“What! when you saved the day by your nimbleness and square common sense? See here, Frank, I’m mightily pleased with you, and if you will drop in here to-morrow I think I can put you in the way of earning a few more of those precious notes.”
Frank bowed his thanks and left the office with a light heart. He went straight home, entered the house quietly, and actually startled his mother by silently dropping the five-dollar bill on the book in her lap.
Mrs. Ismond shared her son’s pleasure when Frank recited his brisk experiences of the morning. He ate a good lunch with appetizing vigor, secured his bicycle repair kit, and was soon down the road, whistling cheerily all the way to the big woods.
As Frank neared the spot where he had left Christmas and the bicycle, he was greeted with loud and repeated barking.
“That’s strange,” he mused. “Christmas isn’t given to such demonstrations when on duty. Some one must have come in sight or hearing. Hey, old fellow, what’s all this rumpus?” questioned Frank, as, emerging from a copse, he came in full view of the dog.

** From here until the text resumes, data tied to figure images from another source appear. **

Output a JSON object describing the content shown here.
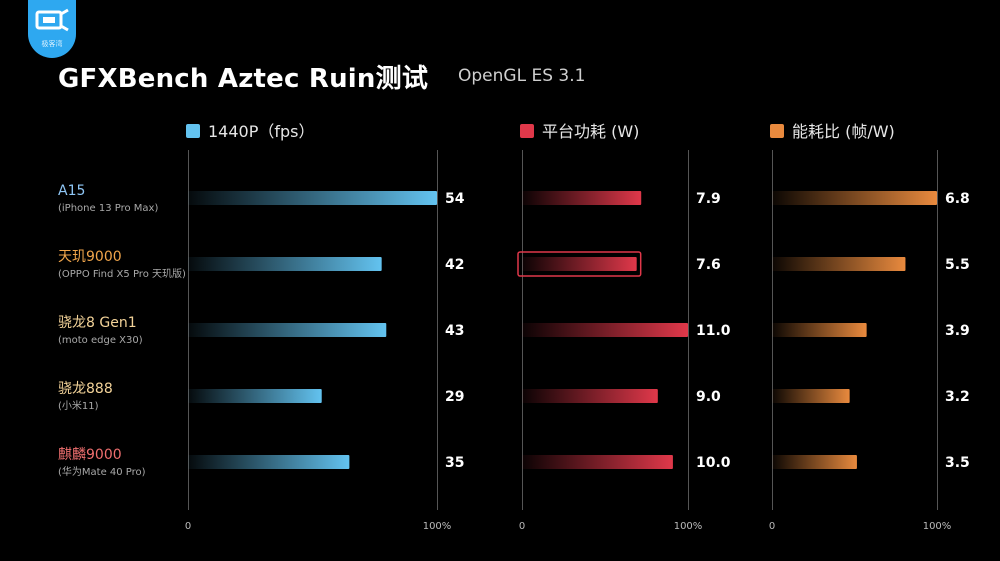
{
  "logo": {
    "icon": "test-bench-logo-icon",
    "text": "极客湾",
    "color": "#2ea8f0"
  },
  "title": "GFXBench Aztec Ruin测试",
  "subtitle": "OpenGL ES 3.1",
  "chart_data": {
    "type": "bar",
    "orientation": "horizontal",
    "devices": [
      {
        "name": "A15",
        "model": "(iPhone 13 Pro Max)",
        "color": "#8fc6f5"
      },
      {
        "name": "天玑9000",
        "model": "(OPPO Find X5 Pro 天玑版)",
        "color": "#f0a54b"
      },
      {
        "name": "骁龙8 Gen1",
        "model": "(moto edge X30)",
        "color": "#f3d399"
      },
      {
        "name": "骁龙888",
        "model": "(小米11)",
        "color": "#f3d399"
      },
      {
        "name": "麒麟9000",
        "model": "(华为Mate 40 Pro)",
        "color": "#ef6f6f"
      }
    ],
    "axis_labels": {
      "min": "0",
      "max": "100%"
    },
    "grid": true,
    "panels": [
      {
        "legend": "1440P（fps）",
        "color": "#63c3f0",
        "max": 54,
        "values": [
          54,
          42,
          43,
          29,
          35
        ],
        "labels": [
          "54",
          "42",
          "43",
          "29",
          "35"
        ]
      },
      {
        "legend": "平台功耗 (W)",
        "color": "#e0384a",
        "max": 11.0,
        "values": [
          7.9,
          7.6,
          11.0,
          9.0,
          10.0
        ],
        "labels": [
          "7.9",
          "7.6",
          "11.0",
          "9.0",
          "10.0"
        ],
        "highlight_index": 1
      },
      {
        "legend": "能耗比 (帧/W)",
        "color": "#e98a3e",
        "max": 6.8,
        "values": [
          6.8,
          5.5,
          3.9,
          3.2,
          3.5
        ],
        "labels": [
          "6.8",
          "5.5",
          "3.9",
          "3.2",
          "3.5"
        ]
      }
    ]
  }
}
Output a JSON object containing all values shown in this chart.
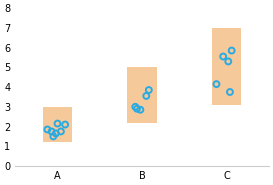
{
  "categories": [
    "A",
    "B",
    "C"
  ],
  "bar_bottoms": [
    1.2,
    2.2,
    3.1
  ],
  "bar_tops": [
    3.0,
    5.0,
    7.0
  ],
  "scatter_x": {
    "A": [
      -0.12,
      -0.07,
      -0.02,
      0.04,
      0.09,
      0.0,
      -0.05
    ],
    "B": [
      -0.08,
      -0.02,
      0.05,
      0.08,
      -0.06
    ],
    "C": [
      -0.12,
      0.04,
      -0.04,
      0.06,
      0.02
    ]
  },
  "scatter_y": {
    "A": [
      1.85,
      1.75,
      1.65,
      1.75,
      2.1,
      2.15,
      1.5
    ],
    "B": [
      3.0,
      2.85,
      3.55,
      3.85,
      2.9
    ],
    "C": [
      4.15,
      3.75,
      5.55,
      5.85,
      5.3
    ]
  },
  "bar_color": "#f5c08a",
  "bar_alpha": 0.85,
  "scatter_color": "#29abe2",
  "scatter_size": 18,
  "scatter_linewidth": 1.4,
  "ylim": [
    0,
    8
  ],
  "yticks": [
    0,
    1,
    2,
    3,
    4,
    5,
    6,
    7,
    8
  ],
  "xtick_positions": [
    1,
    2,
    3
  ],
  "xlabel_labels": [
    "A",
    "B",
    "C"
  ],
  "bar_width": 0.35,
  "bar_centers": [
    1,
    2,
    3
  ],
  "background_color": "#ffffff",
  "tick_fontsize": 7,
  "spine_color": "#cccccc"
}
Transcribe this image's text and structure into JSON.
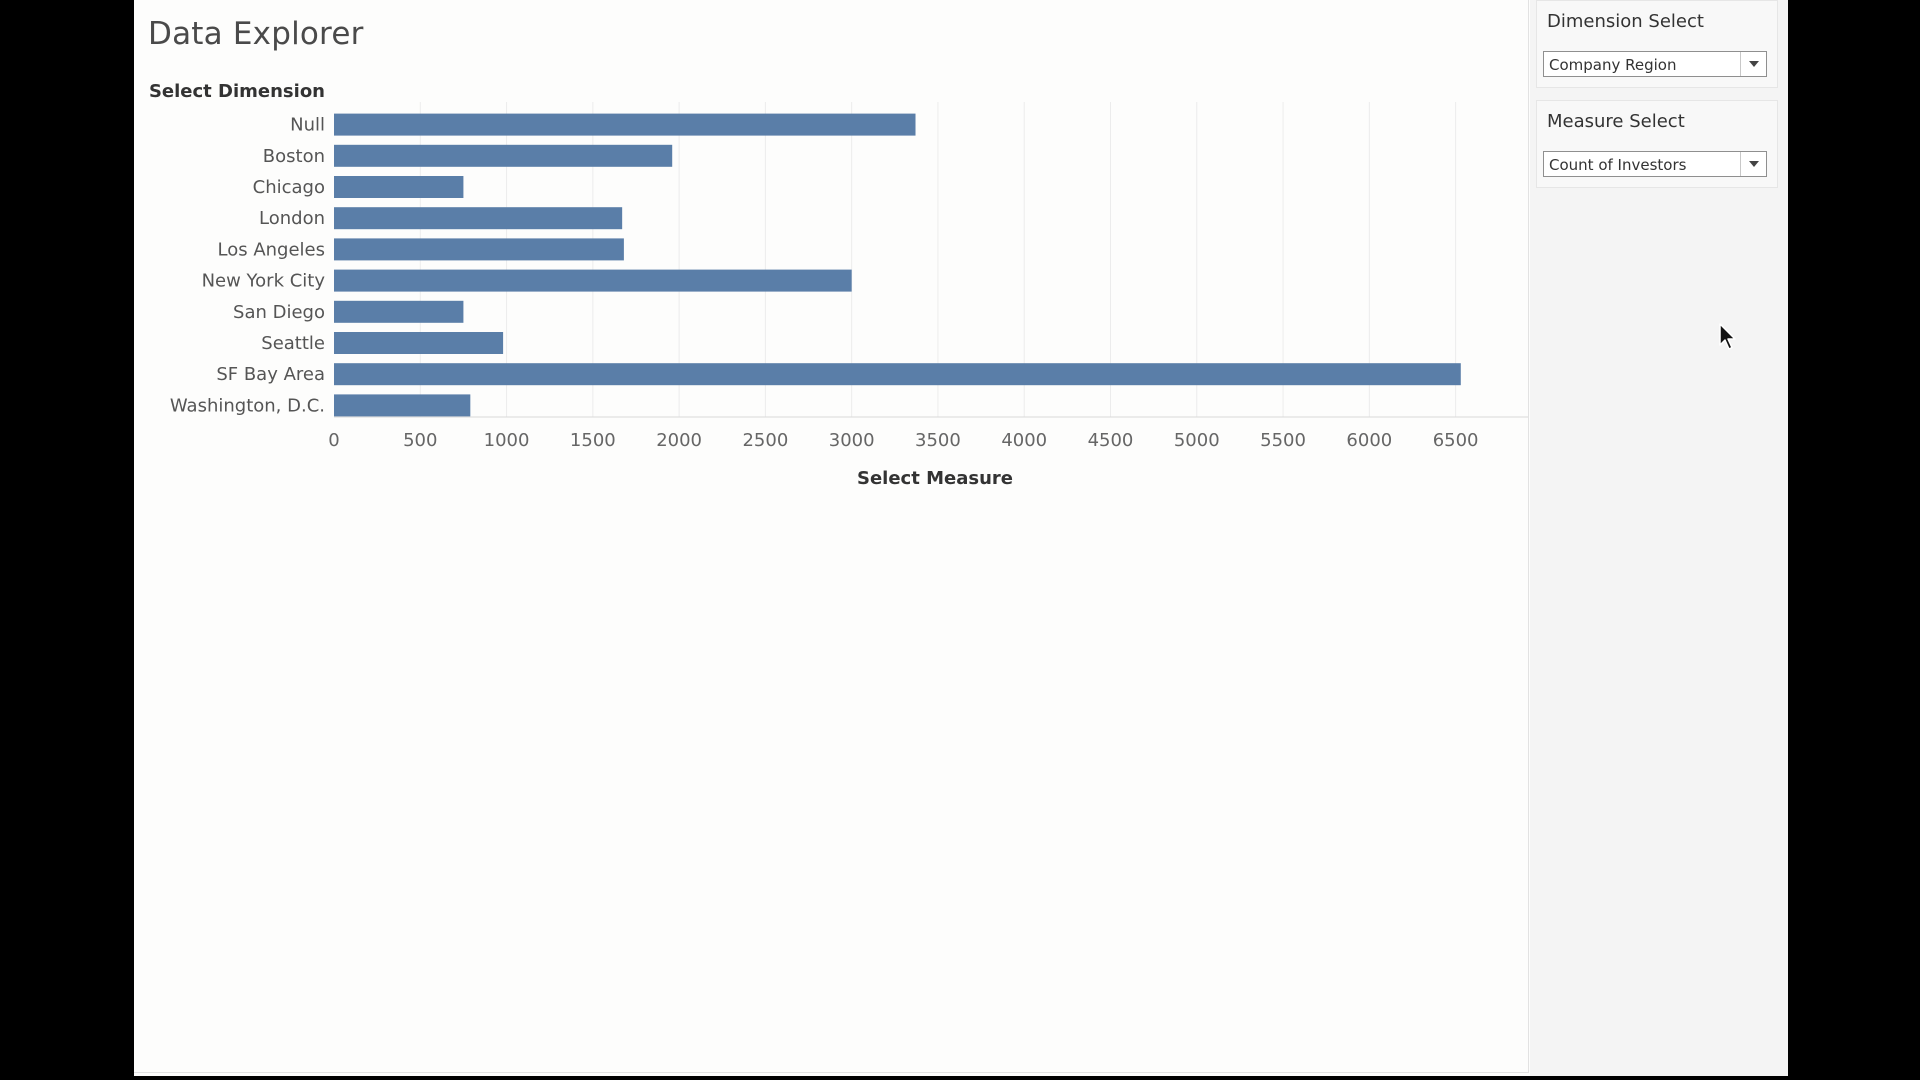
{
  "dashboard": {
    "title": "Data Explorer"
  },
  "filters": {
    "dimension": {
      "title": "Dimension Select",
      "selected": "Company Region"
    },
    "measure": {
      "title": "Measure Select",
      "selected": "Count of Investors"
    }
  },
  "colors": {
    "bar": "#5a7ea8",
    "gridline": "#ececec",
    "background": "#fdfdfc",
    "sidebar": "#f4f4f4"
  },
  "chart_data": {
    "type": "bar",
    "orientation": "horizontal",
    "categories": [
      "Null",
      "Boston",
      "Chicago",
      "London",
      "Los Angeles",
      "New York City",
      "San Diego",
      "Seattle",
      "SF Bay Area",
      "Washington, D.C."
    ],
    "values": [
      3370,
      1960,
      750,
      1670,
      1680,
      3000,
      750,
      980,
      6530,
      790
    ],
    "xlabel": "Select Measure",
    "ylabel": "Select Dimension",
    "xlim": [
      0,
      6850
    ],
    "xticks": [
      0,
      500,
      1000,
      1500,
      2000,
      2500,
      3000,
      3500,
      4000,
      4500,
      5000,
      5500,
      6000,
      6500
    ],
    "grid": "vertical",
    "legend": "none"
  }
}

Christmas was running up and down in front of the bicycle. He would face in a certain direction and pose and bark. He even ran up to his master as Frank approached, and seizing his coat in his teeth gently but resolutely pulled him in the direction he had pointed.
“He means something by all this,” declared Frank. “Go ahead,” he ordered.
Christmas, thus advised, bounded forward among some big trees. Frank, coming up with him after a jaunt of about three hundred feet, found him squatted on his haunches under a giant oak tree, looking up among its branches. Frank looked up, too. A moving object attracted his attention.
“Why,” said Frank, staring fixedly, “it’s a balloon.”
This he discerned beyond question. He could plainly make out its slack rigging. An ungainly, half-distended gas bag was wobbling about in the topmost branches of the tree. Lower down, turned sideways and partly smashed in, was a big wicker basket.